The Bankruptcy Reform Act of 1994 established the National Bankruptcy Review Commission, which submitted its report in October 1997. Unfortunately, some of the report’s recommendations would actually increase filings. There is currently an exception to debt discharge for government‐guaranteed student loans: why allow people to borrow tuition money from a federal program, file bankruptcy and discharge their debts, thus forcing taxpayers to pick up the tab? Amazingly, the commission recommends eliminating this exception. It takes little imagination to predict the likely consequence: lawyers placing ads that ask, “Student loans got you down? We can make them go away!”
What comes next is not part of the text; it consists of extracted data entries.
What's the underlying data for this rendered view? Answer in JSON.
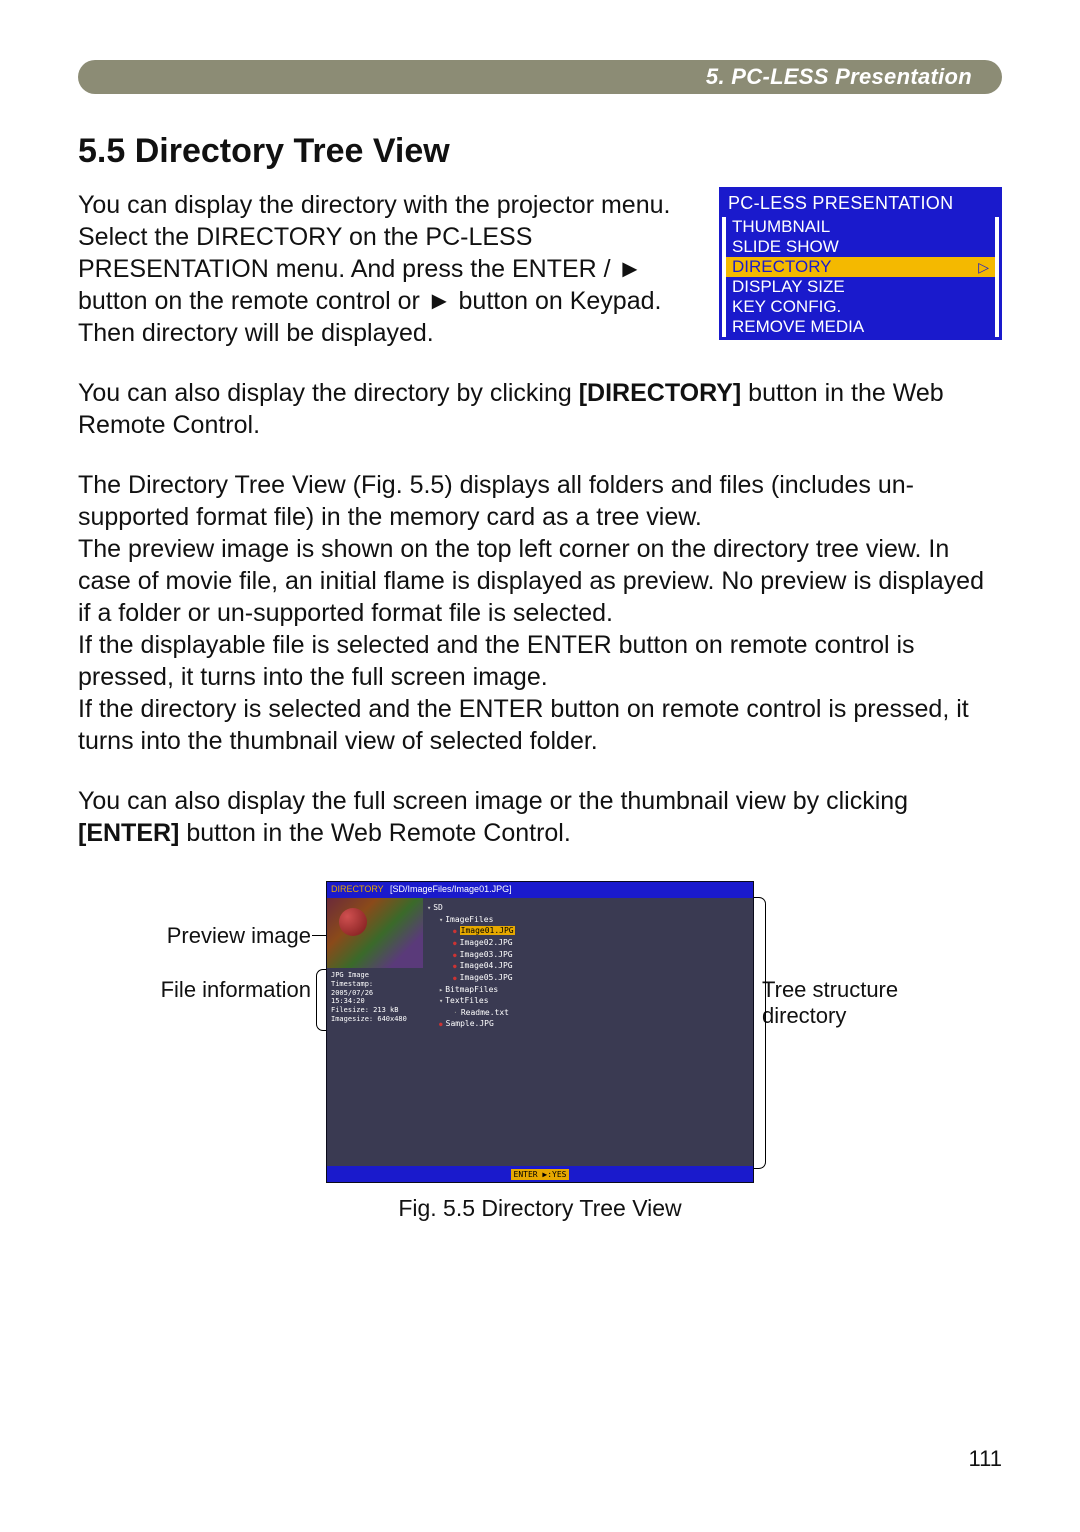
{
  "header": {
    "chapter": "5. PC-LESS Presentation"
  },
  "section": {
    "title": "5.5 Directory Tree View"
  },
  "menu": {
    "title": "PC-LESS PRESENTATION",
    "items": [
      {
        "label": "THUMBNAIL",
        "selected": false
      },
      {
        "label": "SLIDE SHOW",
        "selected": false
      },
      {
        "label": "DIRECTORY",
        "selected": true
      },
      {
        "label": "DISPLAY SIZE",
        "selected": false
      },
      {
        "label": "KEY CONFIG.",
        "selected": false
      },
      {
        "label": "REMOVE MEDIA",
        "selected": false
      }
    ]
  },
  "paras": {
    "p1_a": "You can display the directory with the projector menu. Select the DIRECTORY on the PC-LESS PRESENTATION menu. And press the ENTER / ► button on the remote control or ► button on Keypad. Then directory will be displayed.",
    "p2_a": "You can also display the directory by clicking ",
    "p2_b": "[DIRECTORY]",
    "p2_c": " button in the Web Remote Control.",
    "p3": "The Directory Tree View (Fig. 5.5) displays all folders and files (includes un-supported format file) in the memory card as a tree view.",
    "p4": "The preview image is shown on the top left corner on the directory tree view. In case of movie file, an initial flame is displayed as preview. No preview is displayed if a folder or un-supported format file is selected.",
    "p5": "If the displayable file is selected and the ENTER button on remote control is pressed, it turns into the full screen image.",
    "p6": "If the directory is selected and the ENTER button on remote control is pressed, it turns into the thumbnail view of selected folder.",
    "p7_a": "You can also display the full screen image or the thumbnail view by clicking ",
    "p7_b": "[ENTER]",
    "p7_c": " button in the Web Remote Control."
  },
  "callouts": {
    "preview": "Preview image",
    "fileinfo": "File information",
    "tree": "Tree structure directory"
  },
  "dirview": {
    "top_label": "DIRECTORY",
    "top_path": "[SD/ImageFiles/Image01.JPG]",
    "fileinfo": {
      "l1": "JPG Image",
      "l2": "Timestamp:",
      "l3": "2005/07/26",
      "l4": "15:34:20",
      "l5": "Filesize: 213 kB",
      "l6": "Imagesize: 640x480"
    },
    "tree": {
      "root": "SD",
      "folder1": "ImageFiles",
      "f1": "Image01.JPG",
      "f2": "Image02.JPG",
      "f3": "Image03.JPG",
      "f4": "Image04.JPG",
      "f5": "Image05.JPG",
      "folder2": "BitmapFiles",
      "folder3": "TextFiles",
      "t1": "Readme.txt",
      "s1": "Sample.JPG"
    },
    "bottom": "ENTER ▶:YES"
  },
  "caption": "Fig. 5.5 Directory Tree View",
  "pagenum": "111"
}
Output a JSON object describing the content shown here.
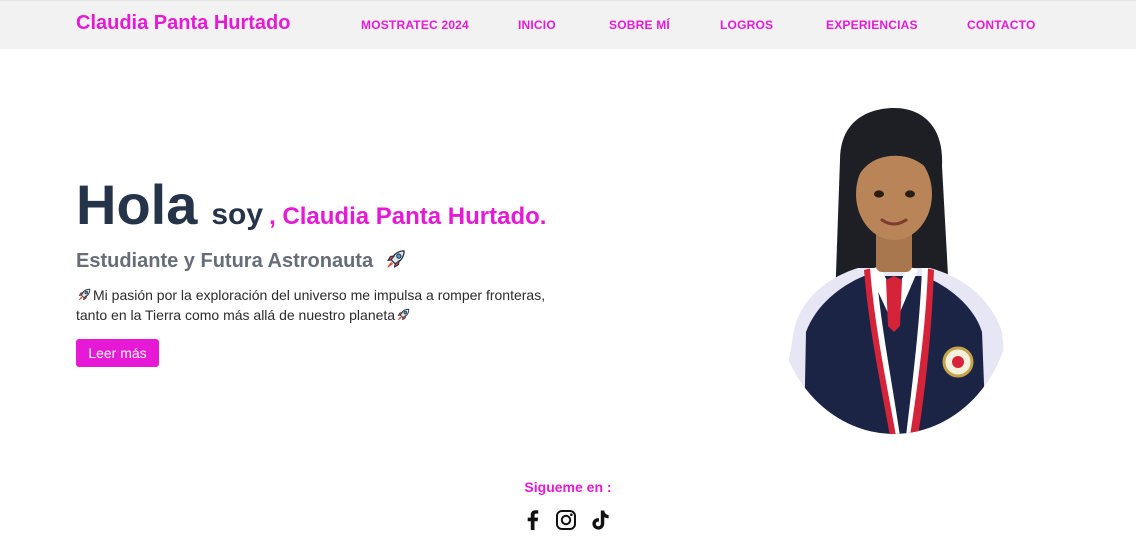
{
  "header": {
    "brand": "Claudia Panta Hurtado",
    "nav": [
      {
        "label": "MOSTRATEC 2024",
        "name": "nav-mostratec"
      },
      {
        "label": "INICIO",
        "name": "nav-inicio"
      },
      {
        "label": "SOBRE MÍ",
        "name": "nav-sobre-mi"
      },
      {
        "label": "LOGROS",
        "name": "nav-logros"
      },
      {
        "label": "EXPERIENCIAS",
        "name": "nav-experiencias"
      },
      {
        "label": "CONTACTO",
        "name": "nav-contacto"
      }
    ]
  },
  "hero": {
    "greeting": "Hola",
    "soy": "soy",
    "name": ", Claudia Panta Hurtado.",
    "subtitle": "Estudiante y Futura Astronauta",
    "description": "Mi pasión por la exploración del universo me impulsa a romper fronteras, tanto en la Tierra como más allá de nuestro planeta",
    "button_label": "Leer más"
  },
  "footer": {
    "follow_label": "Sigueme en :",
    "socials": [
      "facebook-icon",
      "instagram-icon",
      "tiktok-icon"
    ]
  },
  "colors": {
    "accent": "#e619d6",
    "heading": "#263449",
    "subtitle": "#666d79",
    "navbar": "#f2f2f2"
  }
}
A number of interconnected forces have driven up the number of bankruptcy filings, but the underlying cause is a legal structure that treats the act of escaping from debts as an entitlement. The current system of bankruptcy laws actually hurts consumers. Contrary to the claims of so‐called consumer groups, the recent increase in filings has made lenders more hesitant to extend credit to marginal credit risks because bankruptcy is such an easy option. Furthermore, a share of the costs of bankruptcy is passed along to other credit card users. To restore the bankruptcy system to its constitutional purpose of facilitating interstate commerce, all consumer debtors should commit to a plan under which at least some future income and some assets are committed to repaying creditors. Discharge should be limited to once in a lifetime.